Existing Trade Strategies
Changes in regulations, market conditions, interest rates, and even the status of a counterparty can affect the position of an existing derivative. Blue Rose provides ongoing review of our clients’ hedging instruments to evaluate the risk/reward of each position and to offer recommendations for a change, if warranted.
Swap Restructuring Through an Interest Rate Blend and Extend
Existing interest rate swaps can be restructured many ways. One restructuring strategy used for swaps executed in higher rate environments is to “blend and extend” the swap. In a lower interest rate market, the maturity of the original swap is extended by a few years, which lowers the rate. The negative market value of the existing swap is rolled into the new swap, and the rate may still be significantly lower based on how much rates have moved. The blend and extend strategy is effective for certain borrowers because it can lower the interest payments in the short term and it can provide interest rate protection beyond the original maturity date of the swap.
If you are considering using a blend and extend strategy for existing higher rate derivatives, Blue Rose can help you make sure the proposed restructuring is priced appropriately and meets your cash flow needs.
Partial and Full Swap Novation
In a swap novation, the rights and obligations of the original bank counterparty are replaced by a different bank counterparty and a new transaction is created with identical terms to the old transaction, except where agreed upon between the parties and evidenced by a novation confirmation. In addition, the transaction between the new counterparty and the remaining party can be modified to reflect new credit and/or economic terms through a new confirmation. An essential component for a successful novation is having the written consent of all parties. The decision to execute a partial or full novation can be motivated by a need to replace an existing counterparty, a desire to create counterparty diversification, or as a collateral mitigation strategy. Partial to full swap novation can be accomplished at no cost or at marginal incremental costs. For collateral mitigation strategies, released collateral can be invested in less restricted investments for higher returns and a positive overall transaction internal rate of return.

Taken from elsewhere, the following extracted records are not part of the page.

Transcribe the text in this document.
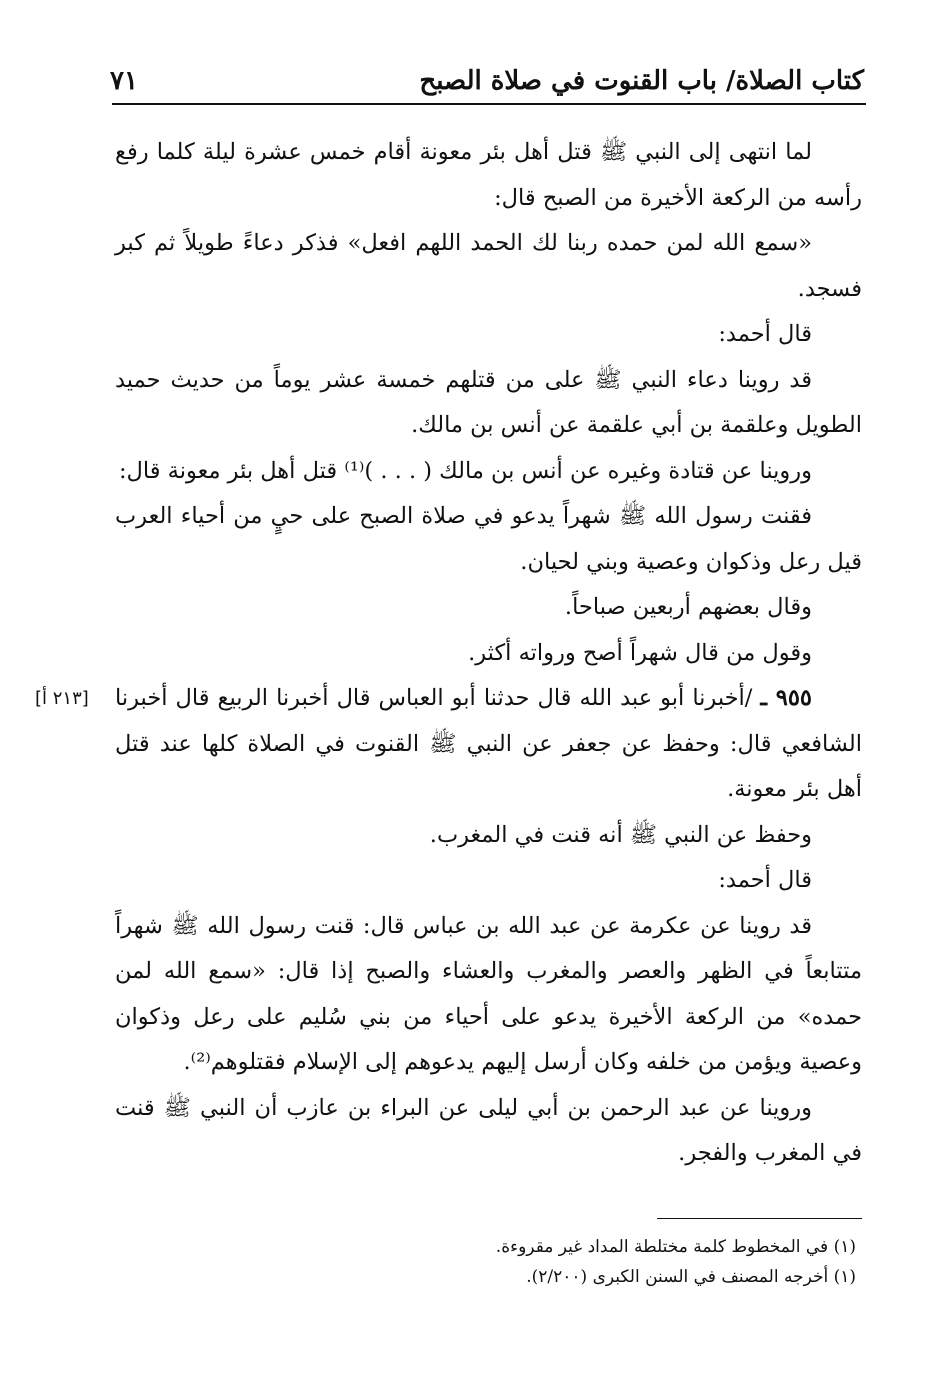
كتاب الصلاة/ باب القنوت في صلاة الصبح
٧١

لما انتهى إلى النبي ﷺ قتل أهل بئر معونة أقام خمس عشرة ليلة كلما رفع رأسه من الركعة الأخيرة من الصبح قال:

«سمع الله لمن حمده ربنا لك الحمد اللهم افعل» فذكر دعاءً طويلاً ثم كبر فسجد.

قال أحمد:

قد روينا دعاء النبي ﷺ على من قتلهم خمسة عشر يوماً من حديث حميد الطويل وعلقمة بن أبي علقمة عن أنس بن مالك.

وروينا عن قتادة وغيره عن أنس بن مالك ( . . . )⁽¹⁾ قتل أهل بئر معونة قال:

فقنت رسول الله ﷺ شهراً يدعو في صلاة الصبح على حيٍ من أحياء العرب قيل رعل وذكوان وعصية وبني لحيان.

وقال بعضهم أربعين صباحاً.

وقول من قال شهراً أصح ورواته أكثر.

٩٥٥ ـ /أخبرنا أبو عبد الله قال حدثنا أبو العباس قال أخبرنا الربيع قال أخبرنا الشافعي قال: وحفظ عن جعفر عن النبي ﷺ القنوت في الصلاة كلها عند قتل أهل بئر معونة.
[٢١٣ أ]

وحفظ عن النبي ﷺ أنه قنت في المغرب.

قال أحمد:

قد روينا عن عكرمة عن عبد الله بن عباس قال: قنت رسول الله ﷺ شهراً متتابعاً في الظهر والعصر والمغرب والعشاء والصبح إذا قال: «سمع الله لمن حمده» من الركعة الأخيرة يدعو على أحياء من بني سُليم على رعل وذكوان وعصية ويؤمن من خلفه وكان أرسل إليهم يدعوهم إلى الإسلام فقتلوهم⁽²⁾.

وروينا عن عبد الرحمن بن أبي ليلى عن البراء بن عازب أن النبي ﷺ قنت في المغرب والفجر.

(١) في المخطوط كلمة مختلطة المداد غير مقروءة.

(١) أخرجه المصنف في السنن الكبرى (٢/٢٠٠).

Partial and Full Terminations
A partial termination is the reduction in the notional amount of a swap/derivative contract. A party to an interest rate swap contract can negotiate a reduction in the swap’s notional amount for the remaining payment dates with the other party. All other terms of the swap contract would remain the same. Such an action may create a realized gain or loss that would need to be accounted for in a given party’s financial statements. A full termination is the early completion of a swap contract. Both parties cease to make payments and the terminating party may be required to pay damages to the other. Changes in the shape of the yield curve, replacement strategies or monetization of profits can all be motivators for full or partial terminations of derivative position. Default events such as bankruptcy or failure to pay can also cause the early termination of a swap contract.